392.13 Punta Palmas] A Florida town of Woolson’s invention.

  397.23 Clerkenwell] Area in central London, one of the city’s oldest parishes.

  398.27 Chevalier Bayard] Pierre Terrail (1473–1524), seigneur de Bayard, a French knight, known as “the knight without fear and beyond reproach.”

  398.31 “Pioneers! oh, pioneers!”] “Pioneers! O Pioneers!,” the refrain in a poem of the same title by Walt Whitman, first published in Drum-Taps (1865); the poem celebrates the American frontier spirit.

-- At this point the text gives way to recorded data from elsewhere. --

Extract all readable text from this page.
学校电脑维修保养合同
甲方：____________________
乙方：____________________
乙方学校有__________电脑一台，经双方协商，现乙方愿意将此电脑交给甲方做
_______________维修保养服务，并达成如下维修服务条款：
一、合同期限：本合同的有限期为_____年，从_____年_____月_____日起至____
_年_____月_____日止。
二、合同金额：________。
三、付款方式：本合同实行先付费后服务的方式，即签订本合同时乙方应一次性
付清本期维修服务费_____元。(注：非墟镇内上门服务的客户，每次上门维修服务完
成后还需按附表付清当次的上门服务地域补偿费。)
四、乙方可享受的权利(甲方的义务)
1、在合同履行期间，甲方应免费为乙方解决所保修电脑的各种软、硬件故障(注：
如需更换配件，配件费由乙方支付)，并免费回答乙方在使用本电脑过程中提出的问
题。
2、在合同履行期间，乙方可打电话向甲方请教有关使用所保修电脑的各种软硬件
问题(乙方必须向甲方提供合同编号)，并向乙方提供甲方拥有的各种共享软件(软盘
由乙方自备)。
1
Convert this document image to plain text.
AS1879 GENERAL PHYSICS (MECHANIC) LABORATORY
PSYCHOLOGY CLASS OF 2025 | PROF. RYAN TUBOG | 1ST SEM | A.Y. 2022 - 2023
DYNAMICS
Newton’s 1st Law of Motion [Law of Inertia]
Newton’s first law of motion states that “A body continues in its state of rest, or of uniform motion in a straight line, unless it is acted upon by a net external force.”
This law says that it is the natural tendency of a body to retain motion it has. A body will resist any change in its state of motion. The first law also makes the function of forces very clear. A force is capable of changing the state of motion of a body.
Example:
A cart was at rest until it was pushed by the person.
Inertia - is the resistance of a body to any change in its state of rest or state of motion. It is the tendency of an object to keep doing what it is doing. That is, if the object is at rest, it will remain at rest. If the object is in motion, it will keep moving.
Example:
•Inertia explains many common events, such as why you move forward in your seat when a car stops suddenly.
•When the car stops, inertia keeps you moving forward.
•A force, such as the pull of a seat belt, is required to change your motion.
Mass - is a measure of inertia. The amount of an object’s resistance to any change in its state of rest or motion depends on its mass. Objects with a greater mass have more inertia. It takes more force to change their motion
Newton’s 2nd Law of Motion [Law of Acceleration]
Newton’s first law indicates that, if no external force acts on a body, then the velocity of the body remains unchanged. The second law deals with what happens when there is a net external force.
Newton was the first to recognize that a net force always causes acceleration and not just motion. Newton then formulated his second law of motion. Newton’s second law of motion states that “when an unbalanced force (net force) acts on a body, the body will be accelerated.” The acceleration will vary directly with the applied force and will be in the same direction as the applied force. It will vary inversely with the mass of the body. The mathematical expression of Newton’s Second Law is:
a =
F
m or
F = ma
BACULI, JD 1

  398.38 prunella shoes] Prunella is a heavy woolen or cotton fabric used for shoe uppers.

  401.15 Ehrenbreitsein] A fortress on the Rhine River in Germany, overlooking the town of Koblenz.

  403.1–2 “O la douce folie— / Aimable Capri!”] French: “Oh the sweet madness— / Amiable Capri!”

  403.25 Trancadillo] A boat song of 1844, also called “O Come, Maidens, Come,” with words by American poet Caroline Gilman and music by American composer Francis H. Brown.

  404.1 rang the Angelus] See note 352.16.

  431.23 omnium gatherum] A mock-Latin phrase: a collection of random things or people.

  432.30 res angusta] Res angusta domi, a commonly used phrase meaning poverty, derived from the Latin for “narrowed circumstances at home.”

  433.7 Doria gallery] The Palazzo Doria in the heart of Rome, home of the Doria-Pamphilj family and site of one of the most renowned art collections in Italy.

  433.14 the Borghese] The Villa Borghese, built by Cardinal Scipione Borghese in the seventeenth century as a country home just outside of the walls of Rome. In the nineteenth century, the gardens, home, and extensive art collection were still in private hands, bequeathed to the Italian state in 1903.

  433.26 the Caraccis] Agostino Carracci (1557–1602) and his brother Annibale Carracci (1560–1609), artists from Bologna.

  434.4–5 the Raphael double portrait?”] Double Portrait (c. 1516) by Italian painter Raffaello Sanzio.

  434.7–8 the portrait of Andrea Doria, by Sebastiano del Piombo?”] Portrait of Andrea Doria (c. 1526) by Italian artist Sebastiano del Piombo.